"Hei, Yak! Sudah lama tak melihatmu! Bagaimana kabarmu? Apa kakimu sudah sembuh?" Denny bertanya dengan suara yang cukup menyaring di telinganya.
Seniornya itu terlalu bersemangat sampai lupa kalau tak boleh banyak bicara ataupun basa-basi selama latihan sedang berlangsung. Hanya saja apapun yang terjadi ia sama sekali tak peduli walaupun Coach Greg memberi mereka hukuman secara bersamaan. Tak hanya Denny, di belakangnya Arya juga bisa melihat satu persatu rekan-rekannya datang mendekatinya dengan senyuman tulus. Rasanya sudah cukup lama tak melihat wajah-wajah itu dengan sukarela menebar kebahagiaan dan kehangatan.
"Hahaha, kau terlalu bersemangat, kak. Aku baik-baik saja dan sebenarnya sudah sembuh sejak beberapa hari lalu. Hanya saja sebelum aku latihan di sini, aku beradaptasi di rumah dan di kampus terlebih dulu." Arya menjawab sembari menatap mata Denny yang masih berbinar-binar, menjawabnya pun juga perlu kewaspadaan atau bisa-bisa ia membuat ekspresi itu menghilang bersama udara yang melewati wajah mereka.
"Oh, syukurlah jika kau baik-baik saja.
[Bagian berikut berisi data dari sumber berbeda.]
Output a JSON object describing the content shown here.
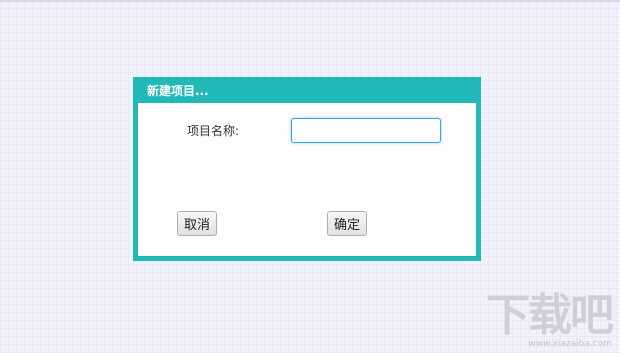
{
  "dialog": {
    "title": "新建项目...",
    "name_label": "项目名称:",
    "name_value": "",
    "cancel_label": "取消",
    "ok_label": "确定"
  },
  "watermark": {
    "text": "下载吧",
    "sub": "www.xiazaiba.com"
  },
  "colors": {
    "dialog_border": "#21b9b8",
    "page_background": "#f1f1fb",
    "input_focus": "#3aa6d8"
  }
}
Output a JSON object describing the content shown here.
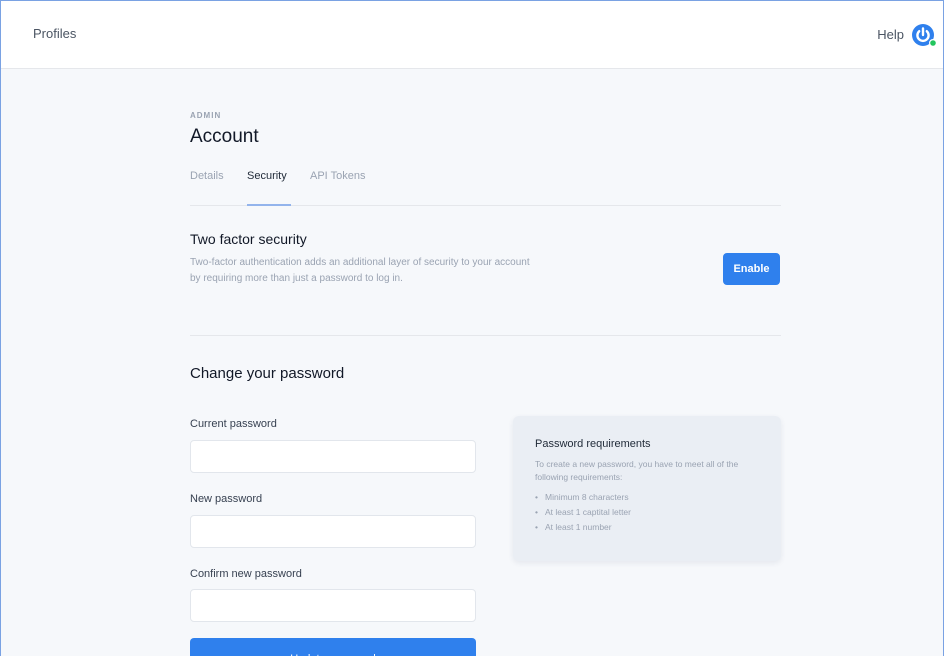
{
  "topbar": {
    "brand": "Profiles",
    "help": "Help",
    "avatar_icon": "power-logo-icon",
    "avatar_color": "#2f80ed",
    "status_color": "#22c55e"
  },
  "header": {
    "eyebrow": "ADMIN",
    "title": "Account"
  },
  "tabs": [
    {
      "label": "Details",
      "active": false
    },
    {
      "label": "Security",
      "active": true
    },
    {
      "label": "API Tokens",
      "active": false
    }
  ],
  "two_factor": {
    "title": "Two factor security",
    "description": "Two-factor authentication adds an additional layer of security to your account by requiring more than just a password to log in.",
    "button": "Enable"
  },
  "password": {
    "title": "Change your password",
    "fields": [
      {
        "label": "Current password",
        "value": ""
      },
      {
        "label": "New password",
        "value": ""
      },
      {
        "label": "Confirm new password",
        "value": ""
      }
    ],
    "button": "Update password"
  },
  "requirements": {
    "title": "Password requirements",
    "description": "To create a new password, you have to meet all of the following requirements:",
    "items": [
      "Minimum 8 characters",
      "At least 1 captital letter",
      "At least 1 number"
    ]
  },
  "colors": {
    "accent": "#2f80ed",
    "background": "#f6f8fb"
  }
}
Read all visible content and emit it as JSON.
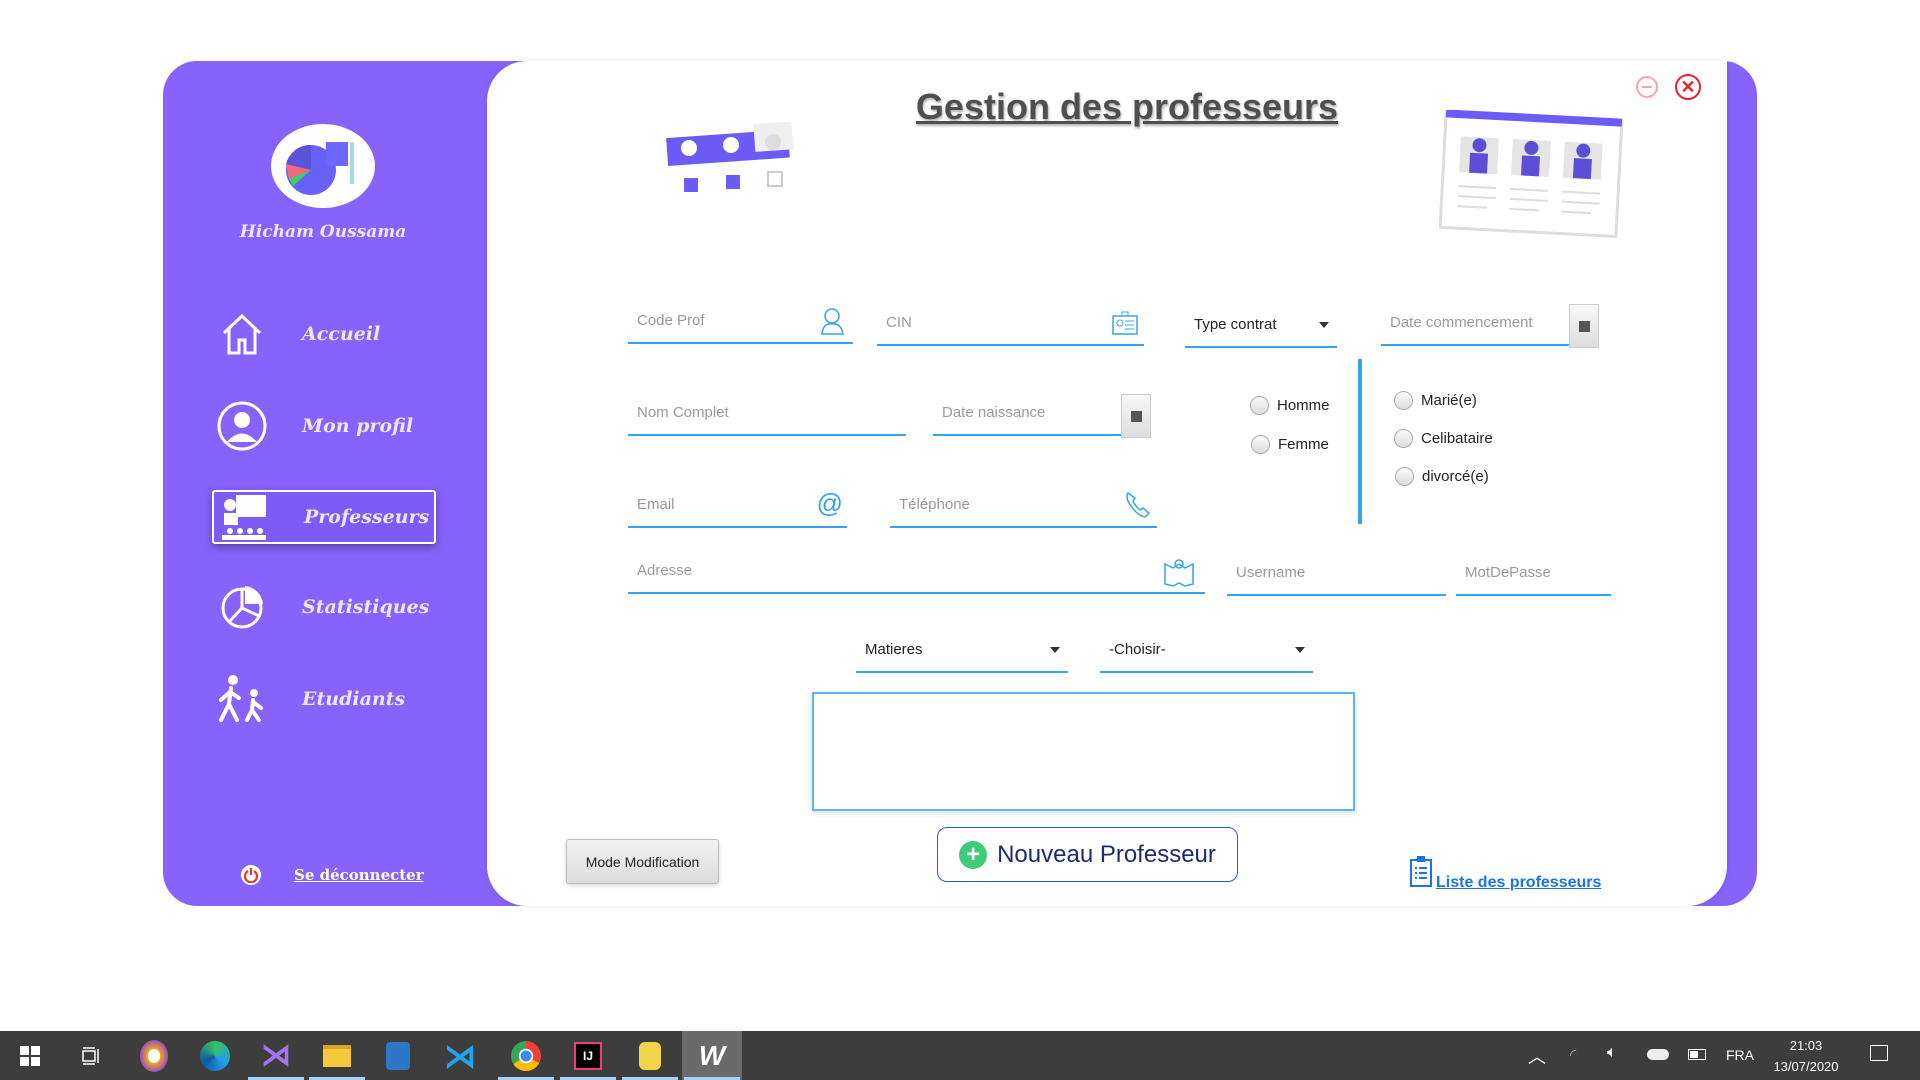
{
  "window": {
    "title": "Gestion des professeurs",
    "minimize_icon": "minimize-icon",
    "close_icon": "close-icon"
  },
  "sidebar": {
    "user_name": "Hicham Oussama",
    "items": [
      {
        "label": "Accueil",
        "icon": "home-icon"
      },
      {
        "label": "Mon profil",
        "icon": "user-icon"
      },
      {
        "label": "Professeurs",
        "icon": "teacher-icon",
        "active": true
      },
      {
        "label": "Statistiques",
        "icon": "pie-chart-icon"
      },
      {
        "label": "Etudiants",
        "icon": "students-icon"
      }
    ],
    "logout": "Se déconnecter"
  },
  "form": {
    "code_prof": "Code Prof",
    "cin": "CIN",
    "type_contrat": "Type contrat",
    "date_commencement": "Date commencement",
    "nom_complet": "Nom Complet",
    "date_naissance": "Date naissance",
    "email": "Email",
    "telephone": "Téléphone",
    "adresse": "Adresse",
    "username": "Username",
    "motdepasse": "MotDePasse",
    "gender": [
      "Homme",
      "Femme"
    ],
    "marital": [
      "Marié(e)",
      "Celibataire",
      "divorcé(e)"
    ],
    "matieres": "Matieres",
    "choisir": "-Choisir-"
  },
  "buttons": {
    "mode_modification": "Mode Modification",
    "nouveau_professeur": "Nouveau Professeur",
    "liste_professeurs": "Liste des professeurs"
  },
  "colors": {
    "sidebar": "#8763fb",
    "accent": "#35a4f0",
    "link": "#1a73e8"
  },
  "taskbar": {
    "apps": [
      "windows-start",
      "task-view",
      "avast-secure-browser",
      "edge",
      "visual-studio",
      "file-explorer",
      "azure-data-studio",
      "vscode",
      "chrome",
      "intellij",
      "sql-tool",
      "app-w"
    ],
    "language": "FRA",
    "time": "21:03",
    "date": "13/07/2020"
  }
}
Aku pikir kau perlu waktu 6-12 bulan untuk menangani kakimu itu, ternyata tak sampai 2 bulan kau sudah kelihatan bugar. Apa kau sudah siap berlatih?" tanya Denny buru-buru, wajahnya juga terlihat panik mendadak.
Arya di depannya mendadak sedikit mengerutkan keningnya, merasa heran dengan perubahan tingkahnya yang terjadi sangat cepat. "Er… yah, mungkin. Lagi pula kedatanganku ke sini untuk latihan. Memang kenapa?" Arya balas bertanya.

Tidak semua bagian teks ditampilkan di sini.